Loft conversions typically run six to eighteen weeks on site depending on type, with four to eight weeks of design and approvals beforehand.
Local fabric
Choosing a loft conversion team that actually knows TR12.
Building stock
Across Mullion (TR12) we work on granite cottages around the church, Edwardian guesthouses, 1960s coastal bungalows, modern AONB-sensitive replacement dwellings. Each stock type drives a different loft conversion response — granite cottages around the church in particular needs careful detailing here.
Parish & policy
Mullion is its own town in Lizard Peninsula, with planning history that's specific to the TR12 catchment.
Coverage
We cover TR12 from our studio, with regular loft conversion jobs also running in Mawgan, Ruan Minor, The Lizard. Most Mullion site visits get booked within the same week.
What does a first Mullion consultation cost?
Nothing. We come to the property, walk the site, talk through what works on a TR12 plot and follow up with a written feasibility note inside a week — no obligation either way.
Request a free visitFAQs
Mullion Loft Conversions — local questions answered.
- What's a hip-to-gable loft conversion?
- The sloping "hip" end of the roof is rebuilt as a vertical gable wall, adding roughly 8–12m³ of habitable volume. Almost always combined with a rear dormer.
- Do I need planning for a hip-to-gable in Mullion?
- Yes — Conservation Area removes hip-to-gable from PD entirely.
- How much does a hip-to-gable + dormer cost in Mullion?
- £65k–£95k for the combined works, including new stair, master bedroom and en-suite. Timber cladding on the new gable is popular and adds ~£4k.
- Will I have enough headroom?
- We need a minimum 2.2 metres ridge-to-joist before alterations to make a usable conversion straightforward. Less than that and we'd consider raising the ridge, which is a planning conversation, not a permitted development one. In Mullion specifically, we'd start by checking the Conservation Area boundary before committing to a direction.
- Can I live downstairs while it's built?
- Yes — most loft conversions are built with the family staying in the house.
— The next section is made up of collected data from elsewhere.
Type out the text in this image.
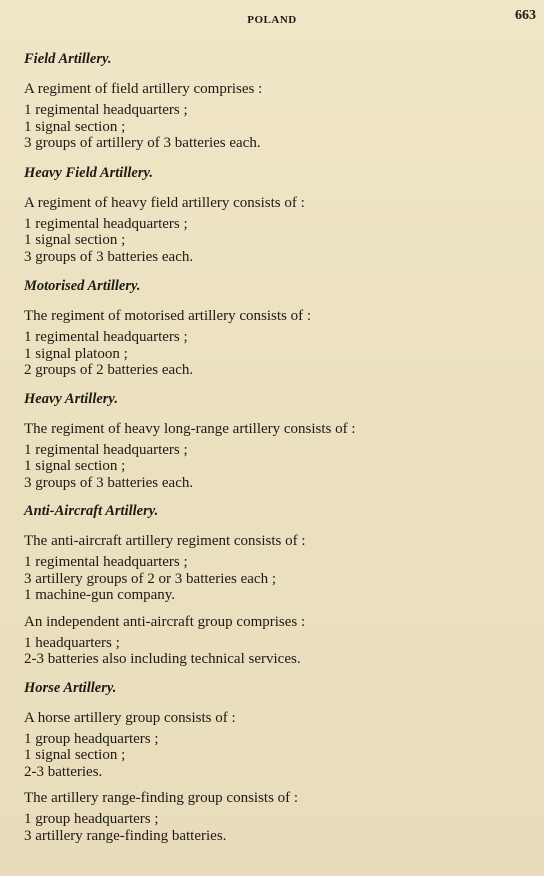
POLAND	663

Field Artillery.

A regiment of field artillery comprises :

1 regimental headquarters ;

1 signal section ;

3 groups of artillery of 3 batteries each.

Heavy Field Artillery.

A regiment of heavy field artillery consists of :

1 regimental headquarters ;

1 signal section ;

3 groups of 3 batteries each.

Motorised Artillery.

The regiment of motorised artillery consists of :

1 regimental headquarters ;

1 signal platoon ;

2 groups of 2 batteries each.

Heavy Artillery.

The regiment of heavy long-range artillery consists of :

1 regimental headquarters ;

1 signal section ;

3 groups of 3 batteries each.

Anti-Aircraft Artillery.

The anti-aircraft artillery regiment consists of :

1 regimental headquarters ;

3 artillery groups of 2 or 3 batteries each ;

1 machine-gun company.

An independent anti-aircraft group comprises :

1 headquarters ;

2-3 batteries also including technical services.

Horse Artillery.

A horse artillery group consists of :

1 group headquarters ;

1 signal section ;

2-3 batteries.

The artillery range-finding group consists of :

1 group headquarters ;

3 artillery range-finding batteries.
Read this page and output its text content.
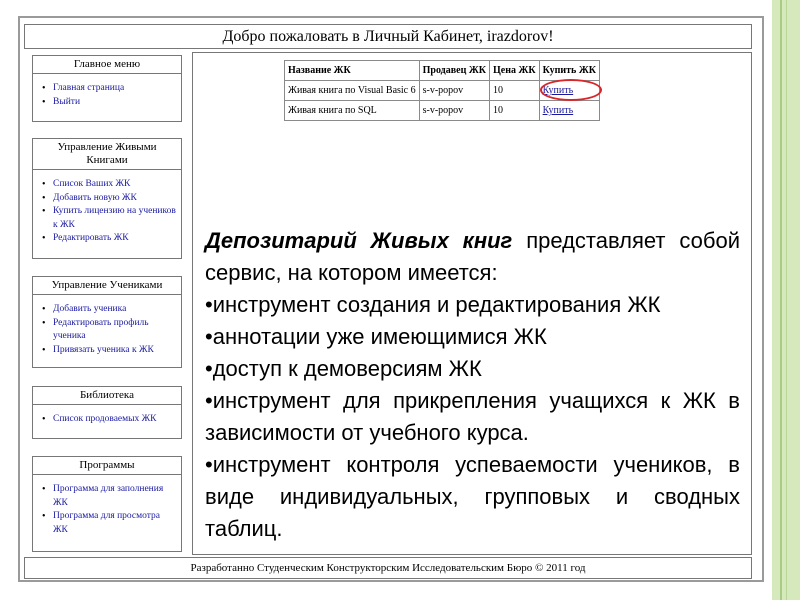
Добро пожаловать в Личный Кабинет, irazdorov!
Главное меню
• Главная страница
• Выйти
Управление Живыми Книгами
• Список Ваших ЖК
• Добавить новую ЖК
• Купить лицензию на учеников к ЖК
• Редактировать ЖК
Управление Учениками
• Добавить ученика
• Редактировать профиль ученика
• Привязать ученика к ЖК
Библиотека
• Список продоваемых ЖК
Программы
• Программа для заполнения ЖК
• Программа для просмотра ЖК
Название ЖК	Продавец ЖК	Цена ЖК	Купить ЖК
Живая книга по Visual Basic 6	s-v-popov	10	Купить

Живая книга по SQL	s-v-popov	10	Купить

Депозитарий Живых книг представляет собой сервис, на котором имеется:

•инструмент создания и редактирования ЖК

•аннотации уже имеющимися ЖК

•доступ к демоверсиям ЖК

•инструмент для прикрепления учащихся к ЖК в зависимости от учебного курса.

•инструмент контроля успеваемости учеников, в виде индивидуальных, групповых и сводных таблиц.

Разработанно Студенческим Конструкторским Исследовательским Бюро © 2011 год
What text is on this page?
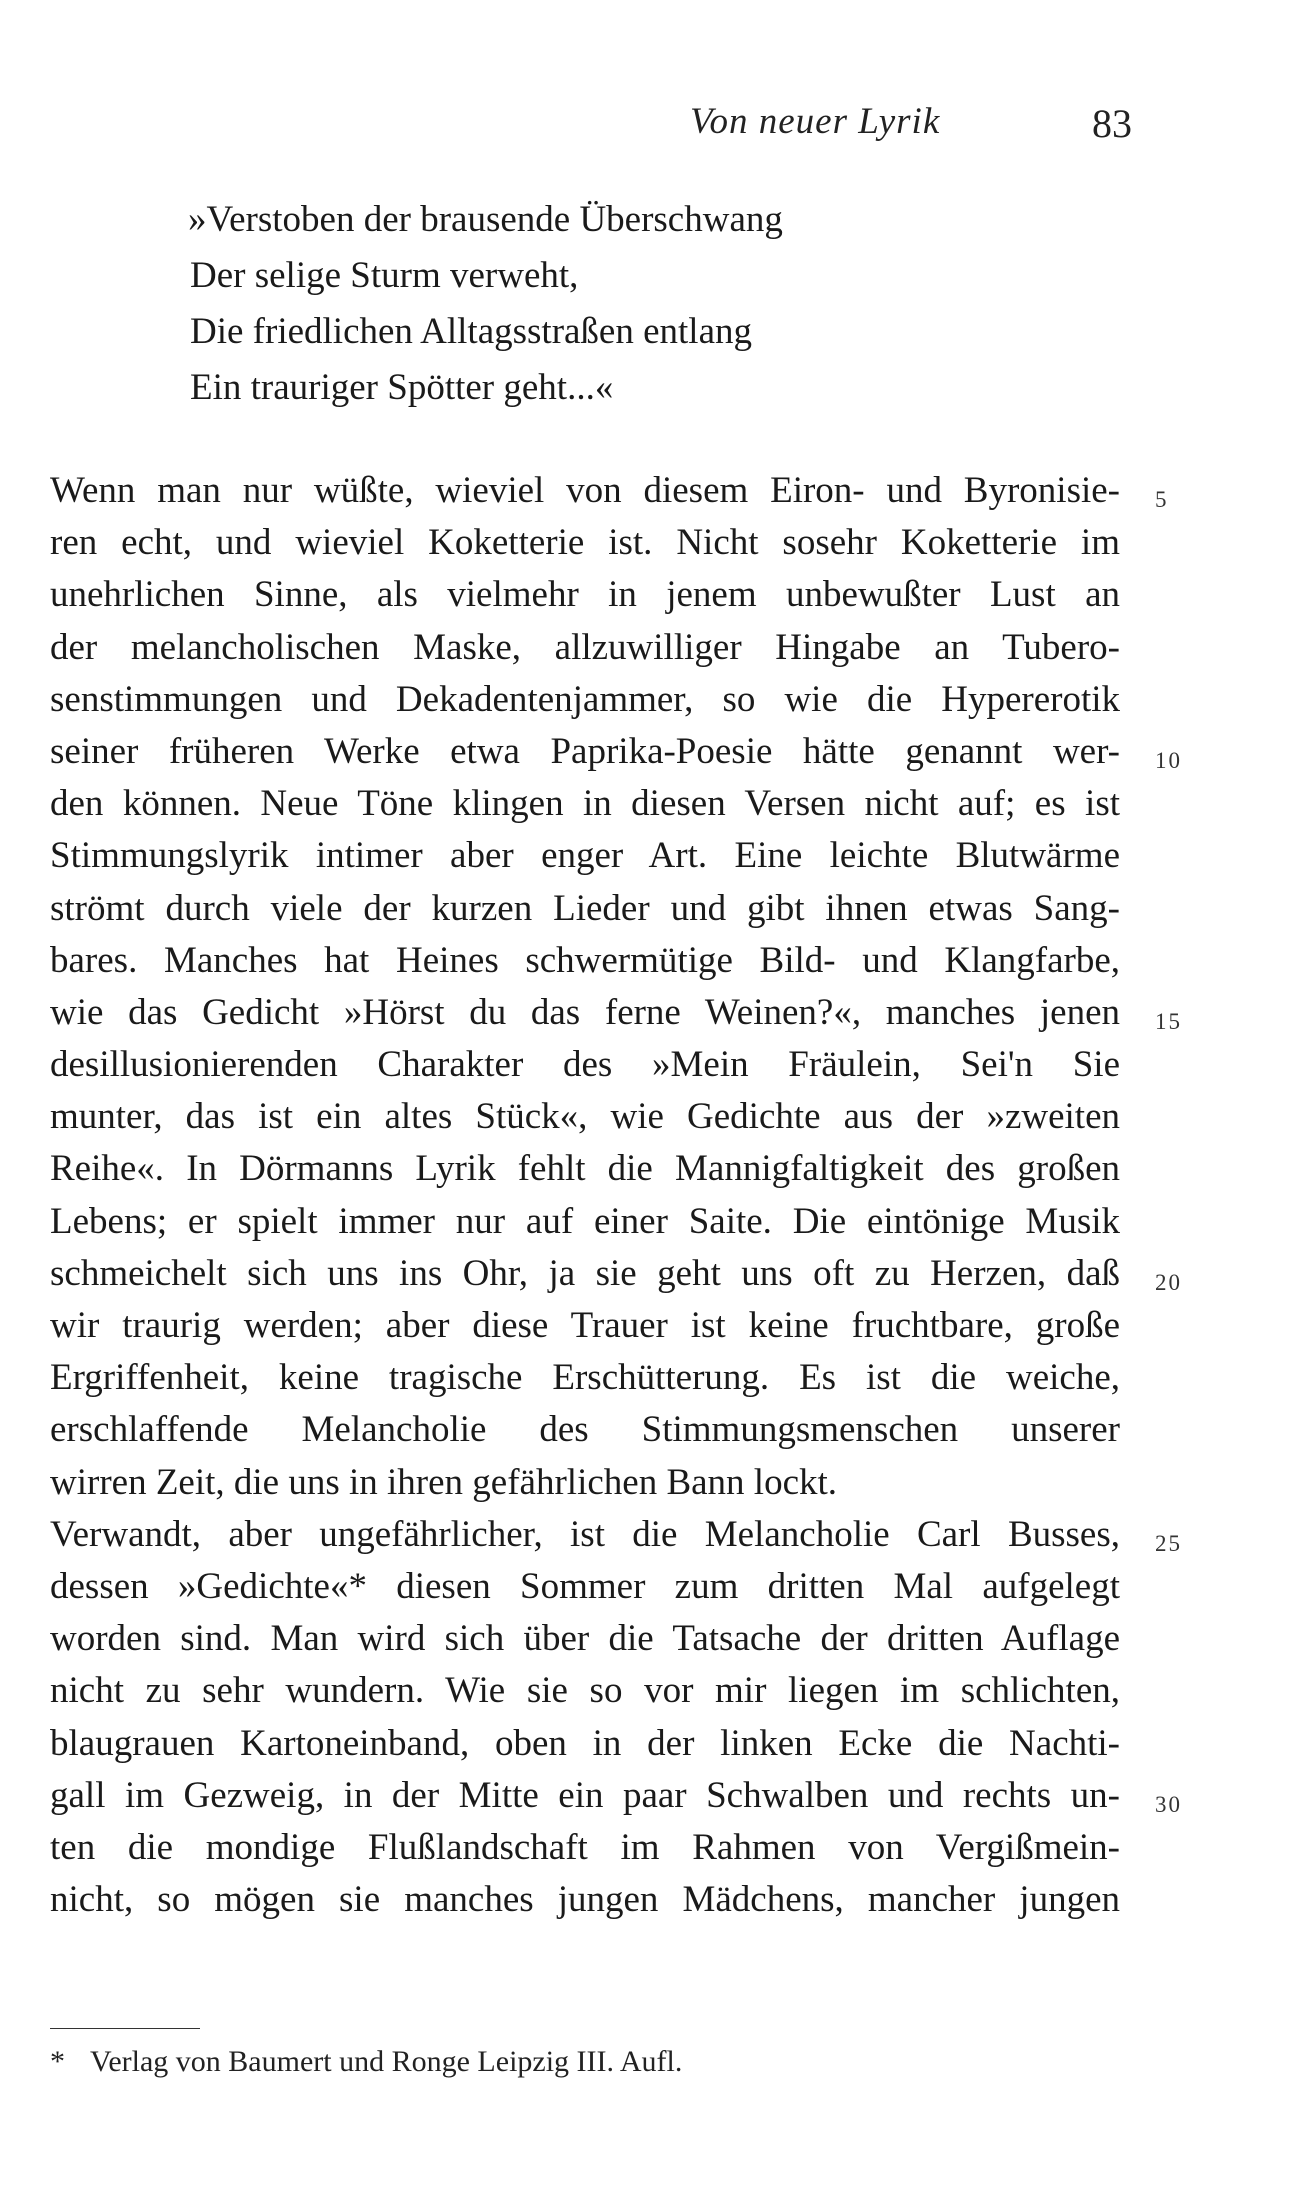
Von neuer Lyrik	83
»Verstoben der brausende Überschwang
Der selige Sturm verweht,
Die friedlichen Alltagsstraßen entlang
Ein trauriger Spötter geht...«
Wenn man nur wüßte, wieviel von diesem Eiron- und Byronisie-
ren echt, und wieviel Koketterie ist. Nicht sosehr Koketterie im
unehrlichen Sinne, als vielmehr in jenem unbewußter Lust an
der melancholischen Maske, allzuwilliger Hingabe an Tubero-
senstimmungen und Dekadentenjammer, so wie die Hypererotik
seiner früheren Werke etwa Paprika-Poesie hätte genannt wer-
den können. Neue Töne klingen in diesen Versen nicht auf; es ist
Stimmungslyrik intimer aber enger Art. Eine leichte Blutwärme
strömt durch viele der kurzen Lieder und gibt ihnen etwas Sang-
bares. Manches hat Heines schwermütige Bild- und Klangfarbe,
wie das Gedicht »Hörst du das ferne Weinen?«, manches jenen
desillusionierenden Charakter des »Mein Fräulein, Sei'n Sie
munter, das ist ein altes Stück«, wie Gedichte aus der »zweiten
Reihe«. In Dörmanns Lyrik fehlt die Mannigfaltigkeit des großen
Lebens; er spielt immer nur auf einer Saite. Die eintönige Musik
schmeichelt sich uns ins Ohr, ja sie geht uns oft zu Herzen, daß
wir traurig werden; aber diese Trauer ist keine fruchtbare, große
Ergriffenheit, keine tragische Erschütterung. Es ist die weiche,
erschlaffende Melancholie des Stimmungsmenschen unserer
wirren Zeit, die uns in ihren gefährlichen Bann lockt.
Verwandt, aber ungefährlicher, ist die Melancholie Carl Busses,
dessen »Gedichte«* diesen Sommer zum dritten Mal aufgelegt
worden sind. Man wird sich über die Tatsache der dritten Auflage
nicht zu sehr wundern. Wie sie so vor mir liegen im schlichten,
blaugrauen Kartoneinband, oben in der linken Ecke die Nachti-
gall im Gezweig, in der Mitte ein paar Schwalben und rechts un-
ten die mondige Flußlandschaft im Rahmen von Vergißmein-
nicht, so mögen sie manches jungen Mädchens, mancher jungen
5
10
15
20
25
30
* Verlag von Baumert und Ronge Leipzig III. Aufl.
There'll be a couple of disruptive days when the staircase comes through, but the bulk of the work is upstairs.
- Do I need planning permission for a loft conversion?
- Often no — most loft conversions sit inside permitted development on a typical Cornish house. Conservation Areas, AONB and properties on principal elevations need full planning, and we'll confirm at first review.
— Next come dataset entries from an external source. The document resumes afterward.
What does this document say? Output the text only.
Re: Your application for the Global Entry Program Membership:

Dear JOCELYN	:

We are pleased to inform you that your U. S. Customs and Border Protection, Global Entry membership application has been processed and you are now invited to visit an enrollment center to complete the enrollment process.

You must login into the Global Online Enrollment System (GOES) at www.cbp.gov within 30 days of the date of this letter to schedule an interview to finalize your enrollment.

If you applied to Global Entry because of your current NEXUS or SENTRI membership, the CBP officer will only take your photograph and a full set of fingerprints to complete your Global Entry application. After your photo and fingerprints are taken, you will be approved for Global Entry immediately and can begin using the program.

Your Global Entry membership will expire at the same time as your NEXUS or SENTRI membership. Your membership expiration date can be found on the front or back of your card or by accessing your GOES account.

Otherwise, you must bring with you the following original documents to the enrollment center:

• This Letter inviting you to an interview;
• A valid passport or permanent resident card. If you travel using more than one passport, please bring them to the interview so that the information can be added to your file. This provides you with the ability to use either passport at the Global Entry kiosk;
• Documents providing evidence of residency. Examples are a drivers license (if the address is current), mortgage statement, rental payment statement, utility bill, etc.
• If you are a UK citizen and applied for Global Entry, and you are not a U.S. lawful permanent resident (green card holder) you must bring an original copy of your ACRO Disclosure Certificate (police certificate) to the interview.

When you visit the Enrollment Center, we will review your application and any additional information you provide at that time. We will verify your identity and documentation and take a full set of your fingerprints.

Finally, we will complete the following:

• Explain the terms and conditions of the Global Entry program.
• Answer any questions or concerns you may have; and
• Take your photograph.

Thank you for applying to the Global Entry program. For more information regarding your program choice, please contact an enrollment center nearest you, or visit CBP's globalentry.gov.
Mullion is the hub for these neighbourhoods
We run loft conversions across Mullion and the surrounding TR12 neighbourhoods — same studio, same site team.
- Cury
TR12
- Gunwalloe
TR12
- Predannack
TR12
Other services in Mullion
Nearby places we cover
Local neighbourhoods in Mullion
A Mullion hip-to-gable only makes sense on properties with a hipped side roof — but where it applies, no other loft type gives more usable space for the money.